There really is a better way, if the justices would allow it. That’s live, televised coverage of their oral arguments and reading of their decisions.

Nearly all court sessions are open to the public, but only a handful of spectators can attend. There is no live audio or video transmission of open court sessions. Audio recording and transcripts of oral arguments are released after a delay, but there is no video recording. It’s time to put cameras in the Supreme Court.

Sen. Dick Durbin, D-Ill., and Sen. Chuck Grassley, R-Iowa, recently introduced legislation that would require all open court sessions to be televised unless a majority of justices find that cameras would violate the due process rights of a party or parties in a case. Similar proposals have failed, but they have pushed the court toward more transparency.
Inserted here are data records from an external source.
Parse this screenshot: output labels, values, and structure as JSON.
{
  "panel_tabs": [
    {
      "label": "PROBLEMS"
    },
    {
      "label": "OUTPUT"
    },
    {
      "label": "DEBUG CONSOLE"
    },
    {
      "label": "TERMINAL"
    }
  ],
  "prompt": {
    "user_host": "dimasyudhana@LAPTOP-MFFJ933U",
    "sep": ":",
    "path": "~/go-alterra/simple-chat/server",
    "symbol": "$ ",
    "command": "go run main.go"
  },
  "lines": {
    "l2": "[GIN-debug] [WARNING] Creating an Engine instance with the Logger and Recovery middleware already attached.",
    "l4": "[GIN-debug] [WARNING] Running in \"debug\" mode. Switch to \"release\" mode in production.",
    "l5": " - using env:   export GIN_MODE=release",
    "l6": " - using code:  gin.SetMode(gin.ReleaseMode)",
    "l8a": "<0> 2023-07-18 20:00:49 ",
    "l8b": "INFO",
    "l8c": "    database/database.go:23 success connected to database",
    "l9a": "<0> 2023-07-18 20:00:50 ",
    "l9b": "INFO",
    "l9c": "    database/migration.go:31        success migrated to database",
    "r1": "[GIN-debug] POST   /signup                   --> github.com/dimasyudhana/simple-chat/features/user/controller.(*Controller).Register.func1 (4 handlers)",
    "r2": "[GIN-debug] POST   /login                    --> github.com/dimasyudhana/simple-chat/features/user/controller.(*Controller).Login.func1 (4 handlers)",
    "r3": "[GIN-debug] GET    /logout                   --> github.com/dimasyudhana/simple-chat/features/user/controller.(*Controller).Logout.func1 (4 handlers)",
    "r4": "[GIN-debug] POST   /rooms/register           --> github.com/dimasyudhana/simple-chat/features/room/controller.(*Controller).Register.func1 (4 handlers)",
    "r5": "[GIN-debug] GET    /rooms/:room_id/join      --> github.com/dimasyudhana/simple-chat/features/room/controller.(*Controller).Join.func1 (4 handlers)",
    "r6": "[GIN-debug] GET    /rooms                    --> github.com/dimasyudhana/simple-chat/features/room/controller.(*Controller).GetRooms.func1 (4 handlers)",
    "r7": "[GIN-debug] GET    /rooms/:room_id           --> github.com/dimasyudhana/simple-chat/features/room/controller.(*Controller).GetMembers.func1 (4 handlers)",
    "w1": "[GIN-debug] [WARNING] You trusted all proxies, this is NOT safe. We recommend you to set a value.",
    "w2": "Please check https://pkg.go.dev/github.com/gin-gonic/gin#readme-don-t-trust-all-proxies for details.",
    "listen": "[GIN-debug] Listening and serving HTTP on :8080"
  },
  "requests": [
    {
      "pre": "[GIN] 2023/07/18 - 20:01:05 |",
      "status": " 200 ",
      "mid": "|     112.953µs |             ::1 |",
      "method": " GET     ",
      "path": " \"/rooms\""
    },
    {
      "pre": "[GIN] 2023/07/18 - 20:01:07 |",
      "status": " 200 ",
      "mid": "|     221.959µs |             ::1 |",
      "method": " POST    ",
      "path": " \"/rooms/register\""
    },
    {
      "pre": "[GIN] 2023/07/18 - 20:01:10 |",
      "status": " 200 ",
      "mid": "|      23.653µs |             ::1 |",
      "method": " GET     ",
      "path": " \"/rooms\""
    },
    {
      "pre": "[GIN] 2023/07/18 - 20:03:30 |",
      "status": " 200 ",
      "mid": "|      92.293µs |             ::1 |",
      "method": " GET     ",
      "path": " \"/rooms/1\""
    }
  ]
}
But cameras ? Nope. Justice Anthony Kennedy has said cameras would cause his colleagues to behave theatrically to attract airtime. Justice Antonin Scalia has said televised proceedings would “miseducate” the public. Justice Elena Kagan is the only vocal proponent on the court for cameras.

Can Congress require the Supreme Court to do this? Ron Rotunda, law professor at Chapman University, told us he “cannot conceive of any constitutional reason the court could give” to block such a law, but the court “could just make it up and give a pronouncement.”

The court shouldn’t need to be prodded into transparency. Justices, let the public see what you’re doing.